Ramsay is claiming that an automatic signature machine was used by his father-in-law to sign him up – without his knowledge – as personal guarantor for the £640,000-a-year annual rent on a pub.

He is asking a judge for a declaration that the personal guarantee for the York & Albany near Regent’s Park in London does not legally bind him.

Jonathan Seitler QC, appearing for Ramsay, told the court: “His signature was not lawfully authorised.”

Written submissions to the court on behalf of Ramsay describe how for a number of years he worked with his father-in-law, Christopher Hutcheson, who acted as his business manager in his group of companies.

Chancery judge Mr Justice Morgan was told that Ramsay’s “deep and extensive trust in Hutcheson was entirely misplaced”.

The Ramsay document alleged: “Christopher Hutcheson defrauded (Ramsay) and the group of hundreds of thousands of pounds.”

In October 2010, Mr Hutcheson was “summarily dismissed from the group”.

As Ramsay was “piecing his business back together”, his solicitors discovered that his signature had appeared on a personal guarantee in the lease for the York & Albany.

Chancer judge Mr Justice Morgan was told that Ramsay “had never agreed to the personal guarantee and was completely unaware of it”.

The judge was told a key issue in the case was whether Mr Hutcheson was authorised, while managing the Ramsay group businesses, to use a “ghost writer” machine which he had obtained and which was used to sign Ramsay’s name on the personal guarantee.

Film director Gary Love, who owns the York & Albany, has described Ramsay’s allegation as an “absurd” attempt to wriggle out of his rental commitments.

Mr Love is represented in court and opposing Ramsay’s application for a declaration that he is not bound by the guarantee.

The celebrity chef’s company signed a 25-year lease for the historic York & Albany in 2007.

Gordon Ramsay Holdings (GRH) won a bidding war to secure the 160-year-old building in the exclusive area of Regent’s Park, north London.

The Independent reported that this pushed the rent far higher than the market rate, and Ramsay has since turned the pub into an upmarket restaurant, bar and hotel.

Ramsay is submitting to the court during a six-day hearing at which he will give evidence that he had agreed to the use of the ghost writer, which electronically replicates a signature using a fountain pen or ballpoint.

But he had done so “for purposes of merchandising material only”.

However, Mr Hutcheson had “used the Ghost Writer far more widely than that, using it to sign various contracts in (Ramsay’s) name”.

Ramsay maintains Mr Hutcheson also used it to sign the York and Albany personal guarantee or loan, even though the chef had not authorised anyone to sign it on his behalf.

Giving evidence to the court, Mr Ramsay said that between six and nine months after Mr Hutcheson was “removed from the business” in 2010, “it was discovered then that the lease was signed by the ghost machine”.

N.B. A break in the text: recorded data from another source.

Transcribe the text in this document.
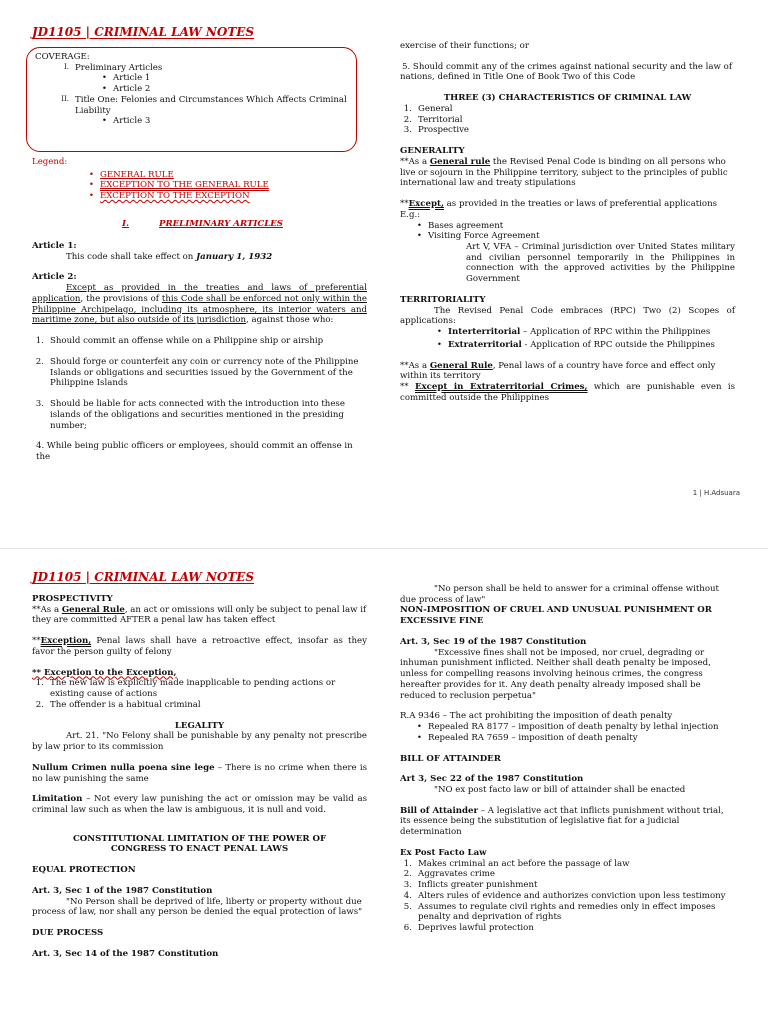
JD1105 | CRIMINAL LAW NOTES
COVERAGE:
I. Preliminary Articles
• Article 1
• Article 2
II. Title One: Felonies and Circumstances Which Affects Criminal Liability
• Article 3
Legend:
• GENERAL RULE
• EXCEPTION TO THE GENERAL RULE
• EXCEPTION TO THE EXCEPTION
I.	PRELIMINARY ARTICLES
Article 1:
This code shall take effect on January 1, 1932
Article 2:
Except as provided in the treaties and laws of preferential application, the provisions of this Code shall be enforced not only within the Philippine Archipelago, including its atmosphere, its interior waters and maritime zone, but also outside of its jurisdiction, against those who:
1. Should commit an offense while on a Philippine ship or airship
2. Should forge or counterfeit any coin or currency note of the Philippine Islands or obligations and securities issued by the Government of the Philippine Islands
3. Should be liable for acts connected with the introduction into these islands of the obligations and securities mentioned in the presiding number;
4. While being public officers or employees, should commit an offense in the
exercise of their functions; or
5. Should commit any of the crimes against national security and the law of nations, defined in Title One of Book Two of this Code
THREE (3) CHARACTERISTICS OF CRIMINAL LAW
1. General
2. Territorial
3. Prospective
GENERALITY
**As a General rule the Revised Penal Code is binding on all persons who live or sojourn in the Philippine territory, subject to the principles of public international law and treaty stipulations
**Except, as provided in the treaties or laws of preferential applications
E.g.:
• Bases agreement
• Visiting Force Agreement
Art V, VFA – Criminal jurisdiction over United States military and civilian personnel temporarily in the Philippines in connection with the approved activities by the Philippine Government
TERRITORIALITY
The Revised Penal Code embraces (RPC) Two (2) Scopes of applications:
• Interterritorial – Application of RPC within the Philippines
• Extraterritorial - Application of RPC outside the Philippines
**As a General Rule, Penal laws of a country have force and effect only within its territory
** Except in Extraterritorial Crimes, which are punishable even is committed outside the Philippines
1 | H.Adsuara
JD1105 | CRIMINAL LAW NOTES
PROSPECTIVITY
**As a General Rule, an act or omissions will only be subject to penal law if they are committed AFTER a penal law has taken effect
**Exception, Penal laws shall have a retroactive effect, insofar as they favor the person guilty of felony
** Exception to the Exception,
1. The new law is explicitly made inapplicable to pending actions or existing cause of actions
2. The offender is a habitual criminal
LEGALITY
Art. 21. "No Felony shall be punishable by any penalty not prescribe by law prior to its commission
Nullum Crimen nulla poena sine lege – There is no crime when there is no law punishing the same
Limitation – Not every law punishing the act or omission may be valid as criminal law such as when the law is ambiguous, it is null and void.
CONSTITUTIONAL LIMITATION OF THE POWER OF CONGRESS TO ENACT PENAL LAWS
EQUAL PROTECTION
Art. 3, Sec 1 of the 1987 Constitution
"No Person shall be deprived of life, liberty or property without due process of law, nor shall any person be denied the equal protection of laws"
DUE PROCESS
Art. 3, Sec 14 of the 1987 Constitution
"No person shall be held to answer for a criminal offense without due process of law"
NON-IMPOSITION OF CRUEL AND UNUSUAL PUNISHMENT OR EXCESSIVE FINE
Art. 3, Sec 19 of the 1987 Constitution
"Excessive fines shall not be imposed, nor cruel, degrading or inhuman punishment inflicted. Neither shall death penalty be imposed, unless for compelling reasons involving heinous crimes, the congress hereafter provides for it. Any death penalty already imposed shall be reduced to reclusion perpetua"
R.A 9346 – The act prohibiting the imposition of death penalty
• Repealed RA 8177 – imposition of death penalty by lethal injection
• Repealed RA 7659 – imposition of death penalty
BILL OF ATTAINDER
Art 3, Sec 22 of the 1987 Constitution
"NO ex post facto law or bill of attainder shall be enacted
Bill of Attainder – A legislative act that inflicts punishment without trial, its essence being the substitution of legislative fiat for a judicial determination
Ex Post Facto Law
1. Makes criminal an act before the passage of law
2. Aggravates crime
3. Inflicts greater punishment
4. Alters rules of evidence and authorizes conviction upon less testimony
5. Assumes to regulate civil rights and remedies only in effect imposes penalty and deprivation of rights
6. Deprives lawful protection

He said it was discovered that “there were several documents that had been forged”.

Cross-examined by Romie Tager QC, for Mr Love, the chef said he could not remember exactly which documents.

He said he and his wife were then “going through a very difficult time”, telling the court that “there were several emails that were hacked so it is hard to categorise exactly when and what we discovered”.

He said his father-in-law “never had permission” to sign any deal “via a ghost machine”.